While at ReaperCon this past week, I was excited to see Dicey Ventures Studios in the vendor area. One of the cool things that they had at the booth, were $10 mystery boxes with terrain pieces that are worth at least $10 in retail value. I figured $10 is definitely worth it to support these fine folks besides other items that I bought.
After excitedly purchasing this box, I opened it, saw a green 3D printed piece, but at first I had no idea what exactly I was looking at.
I knew that it had to be a house of some kind, but what are all those column looking things? I know that 3D printing is a pretty mainstream thing these days, I will admit that I am not tech savvy when it comes to these things. I know basically nothing about 3D printing (However, I assume that will change in the coming months since we ordered one and it is on the way- Tevo Tarantula), and if you are like me, then you have only seen 3D printed models and terrain in photos or in person without these column looking do-dads.
I thought that maybe I was missing something, so I went back to the booth just to ask and be sure. Ends up that the columns are supports that print along with curved areas and overhangs that are over 45 degrees. I thought to myself "Ah, OK! good to know!" Then I figured I better write a quick blog about this so that people like myself know how to prep 3D pieces like these when they get them.
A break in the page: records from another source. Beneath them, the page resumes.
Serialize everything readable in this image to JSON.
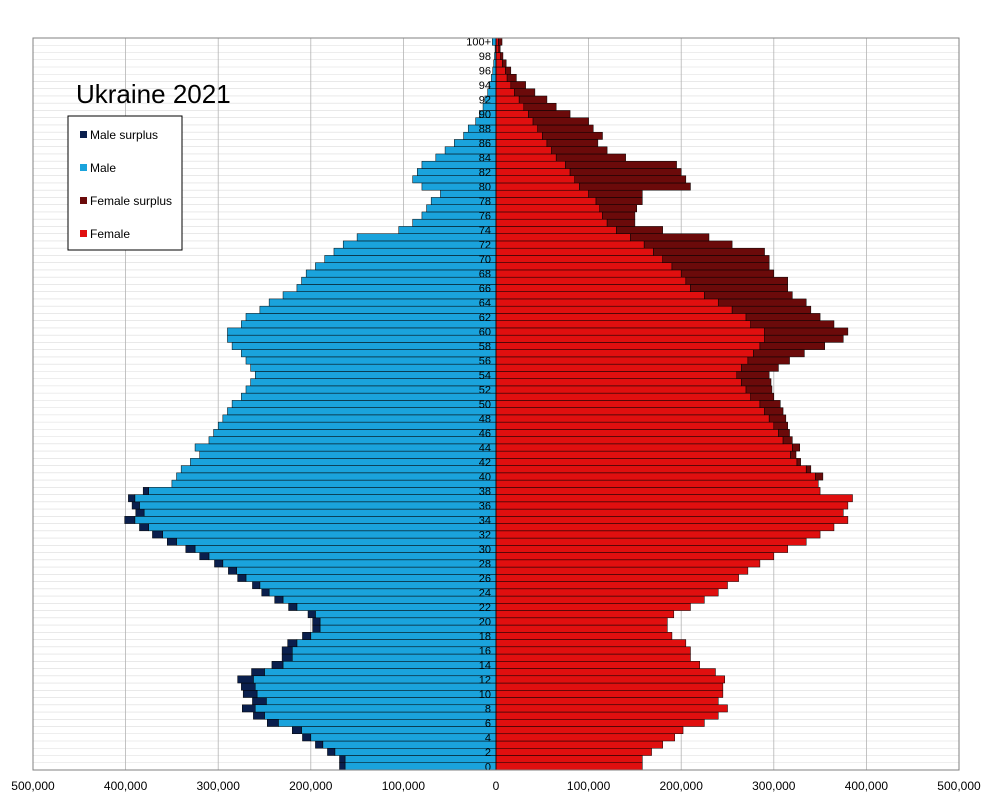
{
  "chart_data": {
    "type": "bar",
    "title": "Ukraine 2021",
    "x_tick_labels": [
      "500,000",
      "400,000",
      "300,000",
      "200,000",
      "100,000",
      "0",
      "100,000",
      "200,000",
      "300,000",
      "400,000",
      "500,000"
    ],
    "xlim": [
      -500000,
      500000
    ],
    "ages": [
      0,
      1,
      2,
      3,
      4,
      5,
      6,
      7,
      8,
      9,
      10,
      11,
      12,
      13,
      14,
      15,
      16,
      17,
      18,
      19,
      20,
      21,
      22,
      23,
      24,
      25,
      26,
      27,
      28,
      29,
      30,
      31,
      32,
      33,
      34,
      35,
      36,
      37,
      38,
      39,
      40,
      41,
      42,
      43,
      44,
      45,
      46,
      47,
      48,
      49,
      50,
      51,
      52,
      53,
      54,
      55,
      56,
      57,
      58,
      59,
      60,
      61,
      62,
      63,
      64,
      65,
      66,
      67,
      68,
      69,
      70,
      71,
      72,
      73,
      74,
      75,
      76,
      77,
      78,
      79,
      80,
      81,
      82,
      83,
      84,
      85,
      86,
      87,
      88,
      89,
      90,
      91,
      92,
      93,
      94,
      95,
      96,
      97,
      98,
      99,
      100
    ],
    "age_labels": [
      "0",
      "2",
      "4",
      "6",
      "8",
      "10",
      "12",
      "14",
      "16",
      "18",
      "20",
      "22",
      "24",
      "26",
      "28",
      "30",
      "32",
      "34",
      "36",
      "38",
      "40",
      "42",
      "44",
      "46",
      "48",
      "50",
      "52",
      "54",
      "56",
      "58",
      "60",
      "62",
      "64",
      "66",
      "68",
      "70",
      "72",
      "74",
      "76",
      "78",
      "80",
      "82",
      "84",
      "86",
      "88",
      "90",
      "92",
      "94",
      "96",
      "98",
      "100+"
    ],
    "series": [
      {
        "name": "Male surplus",
        "color": "#0a1f4d"
      },
      {
        "name": "Male",
        "color": "#1aa3dc"
      },
      {
        "name": "Female surplus",
        "color": "#6b0a0a"
      },
      {
        "name": "Female",
        "color": "#e00f0f"
      }
    ],
    "male": [
      163000,
      163000,
      174000,
      187000,
      200000,
      210000,
      235000,
      250000,
      260000,
      248000,
      258000,
      260000,
      262000,
      250000,
      230000,
      220000,
      220000,
      215000,
      200000,
      190000,
      190000,
      195000,
      215000,
      230000,
      245000,
      255000,
      270000,
      280000,
      295000,
      310000,
      325000,
      345000,
      360000,
      375000,
      390000,
      380000,
      385000,
      390000,
      375000,
      350000,
      345000,
      340000,
      330000,
      320000,
      325000,
      310000,
      305000,
      300000,
      295000,
      290000,
      285000,
      275000,
      270000,
      265000,
      260000,
      265000,
      270000,
      275000,
      285000,
      290000,
      290000,
      275000,
      270000,
      255000,
      245000,
      230000,
      215000,
      210000,
      205000,
      195000,
      185000,
      175000,
      165000,
      150000,
      105000,
      90000,
      80000,
      75000,
      70000,
      60000,
      80000,
      90000,
      85000,
      80000,
      65000,
      55000,
      45000,
      35000,
      30000,
      22000,
      18000,
      14000,
      12000,
      9000,
      7000,
      5000,
      3500,
      2500,
      1600,
      1000,
      4000
    ],
    "female": [
      158000,
      158000,
      168000,
      180000,
      193000,
      202000,
      225000,
      240000,
      250000,
      240000,
      245000,
      245000,
      247000,
      237000,
      220000,
      210000,
      210000,
      205000,
      190000,
      185000,
      185000,
      192000,
      210000,
      225000,
      240000,
      250000,
      262000,
      272000,
      285000,
      300000,
      315000,
      335000,
      350000,
      365000,
      380000,
      375000,
      380000,
      385000,
      350000,
      348000,
      345000,
      335000,
      325000,
      318000,
      320000,
      310000,
      305000,
      300000,
      295000,
      290000,
      285000,
      275000,
      270000,
      265000,
      260000,
      265000,
      272000,
      278000,
      285000,
      290000,
      290000,
      275000,
      270000,
      255000,
      240000,
      225000,
      210000,
      205000,
      200000,
      190000,
      180000,
      170000,
      160000,
      145000,
      130000,
      120000,
      115000,
      112000,
      108000,
      100000,
      90000,
      85000,
      80000,
      75000,
      65000,
      60000,
      55000,
      50000,
      45000,
      40000,
      35000,
      30000,
      25000,
      20000,
      16000,
      12000,
      10000,
      7000,
      5000,
      3000,
      2500
    ],
    "male_surplus": [
      6000,
      6000,
      8000,
      8000,
      9000,
      10000,
      12000,
      12000,
      14000,
      15000,
      15000,
      15000,
      17000,
      14000,
      12000,
      11000,
      11000,
      10000,
      9000,
      8000,
      8000,
      8000,
      9000,
      9000,
      8000,
      8000,
      9000,
      9000,
      9000,
      10000,
      10000,
      10000,
      11000,
      10000,
      11000,
      9000,
      8000,
      7000,
      6000,
      0,
      0,
      0,
      0,
      0,
      0,
      0,
      0,
      0,
      0,
      0,
      0,
      0,
      0,
      0,
      0,
      0,
      0,
      0,
      0,
      0,
      0,
      0,
      0,
      0,
      0,
      0,
      0,
      0,
      0,
      0,
      0,
      0,
      0,
      0,
      0,
      0,
      0,
      0,
      0,
      0,
      0,
      0,
      0,
      0,
      0,
      0,
      0,
      0,
      0,
      0,
      0,
      0,
      0,
      0,
      0,
      0,
      0,
      0,
      0,
      0,
      0
    ],
    "female_surplus": [
      0,
      0,
      0,
      0,
      0,
      0,
      0,
      0,
      0,
      0,
      0,
      0,
      0,
      0,
      0,
      0,
      0,
      0,
      0,
      0,
      0,
      0,
      0,
      0,
      0,
      0,
      0,
      0,
      0,
      0,
      0,
      0,
      0,
      0,
      0,
      0,
      0,
      0,
      0,
      0,
      8000,
      5000,
      4000,
      6000,
      8000,
      10000,
      12000,
      15000,
      18000,
      20000,
      22000,
      25000,
      28000,
      32000,
      35000,
      40000,
      45000,
      55000,
      70000,
      85000,
      90000,
      90000,
      80000,
      85000,
      95000,
      95000,
      105000,
      110000,
      100000,
      105000,
      115000,
      120000,
      95000,
      85000,
      50000,
      30000,
      35000,
      40000,
      50000,
      58000,
      120000,
      120000,
      120000,
      120000,
      75000,
      60000,
      55000,
      65000,
      60000,
      60000,
      45000,
      35000,
      30000,
      22000,
      16000,
      10000,
      6000,
      4000,
      2500,
      1500,
      4000
    ]
  }
}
Also so that they are assured that they have not necessarily received or purchased a defective product.
First, there is a pretty good article that I found online about 3D printing supports and what they are in case you want to read more about it: Supports in 3D Printing: A Technology Overview
Second, here's the scoop on taking off these supports. It is pretty easy, but you do still have to be gentle and a little careful.
For the most part, the supports are pretty loose. I used sprue cutters and cut at the supports little by little. You will hear cracking sounds, but as long as you are not dealing with flimsy pieces, don't worry. It is just the supports coming apart from the piece itself. As I went along cutting, I pulled at the supports to take them off of the piece.
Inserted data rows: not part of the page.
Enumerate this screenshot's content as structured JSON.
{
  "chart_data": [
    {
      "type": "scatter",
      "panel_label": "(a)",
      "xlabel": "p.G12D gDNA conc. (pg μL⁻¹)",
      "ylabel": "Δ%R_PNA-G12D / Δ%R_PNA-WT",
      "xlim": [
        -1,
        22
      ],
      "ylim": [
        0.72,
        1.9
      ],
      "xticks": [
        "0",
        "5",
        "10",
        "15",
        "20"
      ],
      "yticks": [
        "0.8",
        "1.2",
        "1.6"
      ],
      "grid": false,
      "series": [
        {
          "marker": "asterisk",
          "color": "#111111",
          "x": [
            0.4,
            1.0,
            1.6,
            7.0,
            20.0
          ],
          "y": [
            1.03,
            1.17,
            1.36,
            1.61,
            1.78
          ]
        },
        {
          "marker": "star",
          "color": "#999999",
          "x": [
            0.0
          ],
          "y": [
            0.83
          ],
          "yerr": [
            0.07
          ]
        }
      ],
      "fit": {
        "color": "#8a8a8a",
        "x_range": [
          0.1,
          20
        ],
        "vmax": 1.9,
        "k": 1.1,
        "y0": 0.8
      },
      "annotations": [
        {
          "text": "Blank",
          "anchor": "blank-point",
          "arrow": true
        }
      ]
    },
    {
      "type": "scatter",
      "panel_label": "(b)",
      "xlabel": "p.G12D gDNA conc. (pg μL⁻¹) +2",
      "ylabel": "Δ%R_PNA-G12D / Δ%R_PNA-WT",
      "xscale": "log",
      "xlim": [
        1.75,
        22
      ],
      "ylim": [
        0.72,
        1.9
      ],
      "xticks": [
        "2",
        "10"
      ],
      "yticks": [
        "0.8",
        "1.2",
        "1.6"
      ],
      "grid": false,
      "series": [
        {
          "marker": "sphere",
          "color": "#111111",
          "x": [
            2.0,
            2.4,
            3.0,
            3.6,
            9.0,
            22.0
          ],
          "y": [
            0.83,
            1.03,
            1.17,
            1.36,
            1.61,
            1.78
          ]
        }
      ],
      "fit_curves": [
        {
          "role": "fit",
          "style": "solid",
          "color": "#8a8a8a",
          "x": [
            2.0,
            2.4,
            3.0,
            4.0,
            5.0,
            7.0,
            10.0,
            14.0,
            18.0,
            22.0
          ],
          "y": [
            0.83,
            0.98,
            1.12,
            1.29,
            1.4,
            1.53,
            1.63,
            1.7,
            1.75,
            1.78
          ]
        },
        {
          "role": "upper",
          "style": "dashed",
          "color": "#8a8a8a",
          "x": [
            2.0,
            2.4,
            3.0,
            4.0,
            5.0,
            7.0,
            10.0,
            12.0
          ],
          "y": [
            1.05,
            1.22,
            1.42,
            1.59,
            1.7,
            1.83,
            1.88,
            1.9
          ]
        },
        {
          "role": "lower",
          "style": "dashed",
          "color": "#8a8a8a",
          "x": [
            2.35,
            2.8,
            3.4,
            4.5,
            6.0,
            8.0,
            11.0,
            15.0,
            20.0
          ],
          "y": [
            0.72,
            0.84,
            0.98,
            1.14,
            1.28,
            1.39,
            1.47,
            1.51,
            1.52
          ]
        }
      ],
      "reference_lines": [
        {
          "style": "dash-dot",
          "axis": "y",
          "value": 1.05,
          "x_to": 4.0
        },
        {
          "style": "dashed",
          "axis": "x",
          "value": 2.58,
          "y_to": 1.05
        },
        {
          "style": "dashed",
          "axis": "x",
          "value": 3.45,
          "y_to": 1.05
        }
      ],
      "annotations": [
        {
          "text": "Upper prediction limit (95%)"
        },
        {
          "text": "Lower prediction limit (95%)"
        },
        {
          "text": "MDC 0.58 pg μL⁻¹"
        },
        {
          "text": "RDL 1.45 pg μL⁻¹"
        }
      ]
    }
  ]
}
As you can see, the 3D printed piece is underneath the supports and there is no damage.
As a reminder, you do have to remember to be a little careful. Cutting away gently and little by little at the supports was how I managed to not damage the terrain piece. There are some parts that will be harder to clip off than others. Do not dig into it with sprue cutters or any other sharp tools. I almost stabbed my hand from doing that. So I pass that little nugget of wisdom on to you as well. There will be some nubs of plastic from where the supports were attached, but I was able to clean that up with files. It took a little while, but I finally unveiled my terrain piece which was exactly what I hoped to get! The Earth Dwelling!
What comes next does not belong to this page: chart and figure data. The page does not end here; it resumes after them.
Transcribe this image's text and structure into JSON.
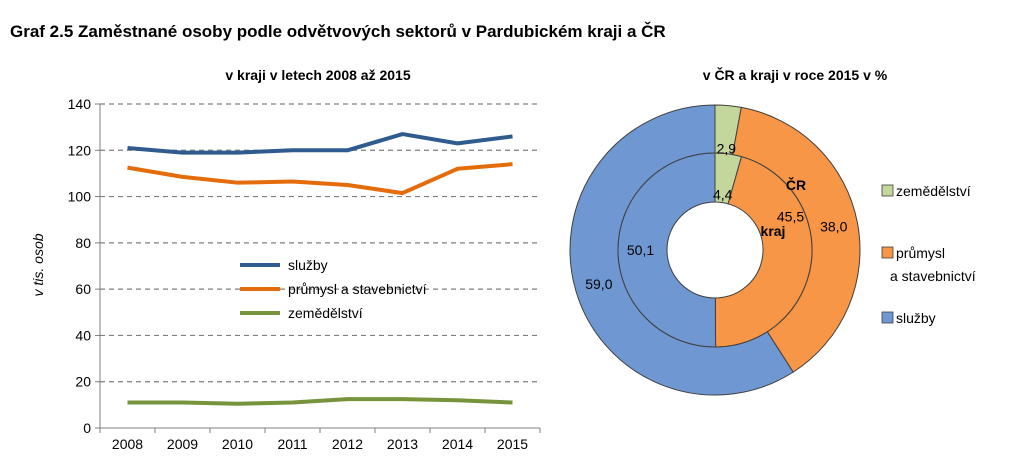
{
  "title": "Graf 2.5 Zaměstnané osoby podle odvětvových sektorů v Pardubickém kraji a ČR",
  "chart_data": [
    {
      "type": "line",
      "title": "v kraji v letech 2008 až 2015",
      "xlabel": "",
      "ylabel": "v tis. osob",
      "x": [
        "2008",
        "2009",
        "2010",
        "2011",
        "2012",
        "2013",
        "2014",
        "2015"
      ],
      "ylim": [
        0,
        140
      ],
      "yticks": [
        0,
        20,
        40,
        60,
        80,
        100,
        120,
        140
      ],
      "grid": true,
      "legend_position": "center",
      "series": [
        {
          "name": "služby",
          "color": "#2f5b8f",
          "values": [
            121,
            119,
            119,
            120,
            120,
            127,
            123,
            126
          ]
        },
        {
          "name": "průmysl a stavebnictví",
          "color": "#e46c0a",
          "values": [
            112.5,
            108.5,
            106,
            106.5,
            105,
            101.5,
            112,
            114
          ]
        },
        {
          "name": "zemědělství",
          "color": "#77933c",
          "values": [
            11,
            11,
            10.5,
            11,
            12.5,
            12.5,
            12,
            11
          ]
        }
      ]
    },
    {
      "type": "pie",
      "subtype": "donut",
      "title": "v ČR a kraji v roce 2015 v %",
      "ring_labels": {
        "outer": "ČR",
        "inner": "kraj"
      },
      "categories": [
        "zemědělství",
        "průmysl a stavebnictví",
        "služby"
      ],
      "legend_labels": [
        [
          "zemědělství"
        ],
        [
          "průmysl",
          "a stavebnictví"
        ],
        [
          "služby"
        ]
      ],
      "colors": [
        "#c3d69b",
        "#f79646",
        "#6f97d2"
      ],
      "legend_position": "right",
      "series": [
        {
          "name": "ČR",
          "values": [
            2.9,
            38.0,
            59.0
          ],
          "labels": [
            "2,9",
            "38,0",
            "59,0"
          ]
        },
        {
          "name": "kraj",
          "values": [
            4.4,
            45.5,
            50.1
          ],
          "labels": [
            "4,4",
            "45,5",
            "50,1"
          ]
        }
      ]
    }
  ]
}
If you are like me, then you are also curious about how one would go about smoothing out the lines in the printing if they wanted. Some people at the con were mentioning about using acetone to smooth the lines, there are other methods also like using different grits of sandpaper, bead blasting, etc. I found a good article about options that can be used to smooth a 3D print: Ultimate Guide to Finishing 3D Printed Parts
I am sure that there are a bunch of other articles about 3D print supports and how to smooth 3D prints that are great, but I hope that the ones I found are helpful and/or maybe even a good solid start in your learning and research.
We do plan to connect the 3D printer to one of our channels so that people can see whatever random craziness we come up with. So we will keep you posted. Be sure to follow us on the Metalhead Minis YouTube Channel and the Metalhead Minis Twitch Channel.
So excited about my Earth Dwelling and I plan to paint it one day. Might even take the time to smooth it with sandpapers and such. Of course I will show you guys when I do.
Until next time,
Stay crispy in milk and keep on painting!